J Biomater Sci Polym Ed. 2000;11(11):1183-95. doi: 10.1163/156856200744264.
To evaluate the antithrombogenicity of a new polymeric biomaterial in vivo, a polymer alloy tube composed of poly2-methacryloyloxyethyl phosphorylcholine(MPC)-co-2-ethylhexyl methacrylate polymer and a segmented polyurethane (SPU) was prepared by a solvent evaporation method on a Teflon rod from a homogeneous solution containing both the PMHE and SPU. The composition of the PMEH vs the SPU was 10 wt%. The inner and outer surfaces of the polymer alloy tubing were characterized by X-ray electron spectroscopic (XPS) measurements. The MPC units were located on the inner surface of the polymer alloy tubing rather than the outer surface. After immersion in aqueous media, a higher concentration of the MPC units was observed on both surfaces. Selective staining of the MPC units with osmium tetraoxide was carried out to observe the morphology of the PMEH domain on the surface of the polymer alloy. There were large-sized PMEH domains on the inner surface of the tubing but small-sized domains were found on the outer surface. This result was in good agreement with the XPS results. Blood compatibility of the polymer alloy was evaluated by observation of fibrinogen adsorption and platelet adhesion from human plasma. A lot of fibrinogen was adsorbed and many platelets adhered to the inner surface of the original SPU tubing. On the other hand, the PHEH/SPU polymer alloy tubing suppressed these adsorptions and adhesions. When the PMEH/SPU polymer alloy tubing was implanted into a rabbit's artery, thrombus could not be observed even after a 7-day implantation but the original SPU tubing was almost totally occluded only after a 90-min implantation due to serious thrombus deposition on the surface. These results clearly indicated that the PMEH in the SPU matrix acted as an antithrombus reagent by suppression of protein adsorption and platelet adhesion and activation. Particularly, the MPC units played a significant role in this function.

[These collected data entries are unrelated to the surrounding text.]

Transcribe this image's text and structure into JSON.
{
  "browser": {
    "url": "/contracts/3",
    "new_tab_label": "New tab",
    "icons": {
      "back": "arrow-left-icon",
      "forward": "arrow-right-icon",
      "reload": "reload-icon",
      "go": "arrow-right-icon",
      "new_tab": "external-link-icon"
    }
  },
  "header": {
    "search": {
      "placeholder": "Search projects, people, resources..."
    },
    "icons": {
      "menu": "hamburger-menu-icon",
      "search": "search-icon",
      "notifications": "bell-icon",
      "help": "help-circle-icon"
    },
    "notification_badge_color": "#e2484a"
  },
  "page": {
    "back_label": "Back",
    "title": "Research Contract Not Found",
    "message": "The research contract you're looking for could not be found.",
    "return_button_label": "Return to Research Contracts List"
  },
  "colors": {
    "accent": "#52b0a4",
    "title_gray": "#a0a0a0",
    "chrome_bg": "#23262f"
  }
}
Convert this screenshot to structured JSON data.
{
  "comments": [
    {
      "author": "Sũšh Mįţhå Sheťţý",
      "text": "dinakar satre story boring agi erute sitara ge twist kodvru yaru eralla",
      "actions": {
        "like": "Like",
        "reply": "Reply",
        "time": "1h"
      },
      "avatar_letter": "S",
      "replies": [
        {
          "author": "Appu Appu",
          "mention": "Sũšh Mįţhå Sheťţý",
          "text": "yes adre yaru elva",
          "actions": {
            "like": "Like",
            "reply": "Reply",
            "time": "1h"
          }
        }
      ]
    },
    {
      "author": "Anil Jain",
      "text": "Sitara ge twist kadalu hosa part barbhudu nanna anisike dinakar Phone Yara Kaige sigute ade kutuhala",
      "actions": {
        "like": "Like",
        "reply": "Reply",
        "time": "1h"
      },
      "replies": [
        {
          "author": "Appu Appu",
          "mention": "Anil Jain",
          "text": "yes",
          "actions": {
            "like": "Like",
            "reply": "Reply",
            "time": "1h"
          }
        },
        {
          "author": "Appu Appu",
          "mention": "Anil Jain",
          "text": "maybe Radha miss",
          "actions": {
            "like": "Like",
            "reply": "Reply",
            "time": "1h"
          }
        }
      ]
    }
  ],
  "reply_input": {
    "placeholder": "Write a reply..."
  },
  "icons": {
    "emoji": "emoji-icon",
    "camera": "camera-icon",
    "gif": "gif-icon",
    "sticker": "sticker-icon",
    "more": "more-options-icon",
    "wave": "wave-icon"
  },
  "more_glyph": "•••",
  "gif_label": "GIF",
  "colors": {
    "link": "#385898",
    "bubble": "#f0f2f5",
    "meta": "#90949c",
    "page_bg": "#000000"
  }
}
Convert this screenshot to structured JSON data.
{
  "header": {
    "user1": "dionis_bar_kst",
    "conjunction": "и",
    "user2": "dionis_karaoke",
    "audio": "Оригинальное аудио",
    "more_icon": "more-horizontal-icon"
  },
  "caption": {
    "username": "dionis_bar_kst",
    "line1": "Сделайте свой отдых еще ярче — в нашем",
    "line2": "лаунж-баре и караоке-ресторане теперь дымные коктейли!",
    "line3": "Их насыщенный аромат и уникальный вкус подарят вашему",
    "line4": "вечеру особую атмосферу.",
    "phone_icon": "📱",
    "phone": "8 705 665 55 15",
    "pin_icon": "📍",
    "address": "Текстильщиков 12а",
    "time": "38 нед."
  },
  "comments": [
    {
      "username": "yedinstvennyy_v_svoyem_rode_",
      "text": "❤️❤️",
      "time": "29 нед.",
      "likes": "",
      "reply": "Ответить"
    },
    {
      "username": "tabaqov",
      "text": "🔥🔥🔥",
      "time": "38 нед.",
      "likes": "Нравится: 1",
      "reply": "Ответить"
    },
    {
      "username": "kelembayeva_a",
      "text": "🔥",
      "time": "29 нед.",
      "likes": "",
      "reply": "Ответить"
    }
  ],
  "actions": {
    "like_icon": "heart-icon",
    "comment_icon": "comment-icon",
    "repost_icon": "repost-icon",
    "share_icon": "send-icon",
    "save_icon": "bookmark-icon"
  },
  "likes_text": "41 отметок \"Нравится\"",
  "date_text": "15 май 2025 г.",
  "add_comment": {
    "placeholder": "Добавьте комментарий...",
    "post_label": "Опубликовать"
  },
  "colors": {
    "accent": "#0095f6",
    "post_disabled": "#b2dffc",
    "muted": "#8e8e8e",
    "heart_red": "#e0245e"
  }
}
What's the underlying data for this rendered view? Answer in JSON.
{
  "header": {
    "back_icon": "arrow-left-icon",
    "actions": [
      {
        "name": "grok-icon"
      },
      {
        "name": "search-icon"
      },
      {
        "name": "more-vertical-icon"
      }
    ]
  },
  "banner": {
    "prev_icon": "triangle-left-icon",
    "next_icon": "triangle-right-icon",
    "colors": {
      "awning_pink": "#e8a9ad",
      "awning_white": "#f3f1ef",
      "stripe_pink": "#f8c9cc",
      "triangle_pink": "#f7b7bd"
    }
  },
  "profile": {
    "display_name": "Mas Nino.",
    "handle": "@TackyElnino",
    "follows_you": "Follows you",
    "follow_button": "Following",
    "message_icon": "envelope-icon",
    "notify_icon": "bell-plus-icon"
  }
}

为了在体内评估一种新型高分子生物材料的抗血栓形成性,通过溶剂蒸发法在聚四氟乙烯棒上,由包含聚2-甲基丙烯酰氧基乙基磷酰胆碱(MPC)-co-2-乙基己基甲基丙烯酸酯聚合物和嵌段聚氨酯(SPU)的均相溶液制备了一种由PMEH聚合物和SPU组成的聚合物合金管。PMEH与SPU的组成为10 wt%。通过X射线电子能谱(XPS)测量对聚合物合金管的内表面和外表面进行了表征。MPC单元位于聚合物合金管的内表面而非外表面。浸入水性介质后,在两个表面上均观察到较高浓度的MPC单元。用四氧化锇对MPC单元进行选择性染色,以观察聚合物合金表面PMEH区域的形态。在管的内表面有大尺寸的PMEH区域,但在外表面发现的是小尺寸区域。该结果与XPS结果非常吻合。通过观察人血浆中纤维蛋白原的吸附和血小板的黏附来评估聚合物合金的血液相容性。大量纤维蛋白原被吸附,许多血小板黏附在原始SPU管的内表面。另一方面,PHEH/SPU聚合物合金管抑制了这些吸附和黏附。当将PMEH/SPU聚合物合金管植入兔动脉时,即使在植入7天后也未观察到血栓,但由于表面严重的血栓沉积,原始SPU管仅在植入90分钟后几乎完全堵塞。这些结果清楚地表明,SPU基质中的PMEH通过抑制蛋白质吸附以及血小板黏附与活化而起到抗血栓试剂的作用。特别是,MPC单元在该功能中发挥了重要作用。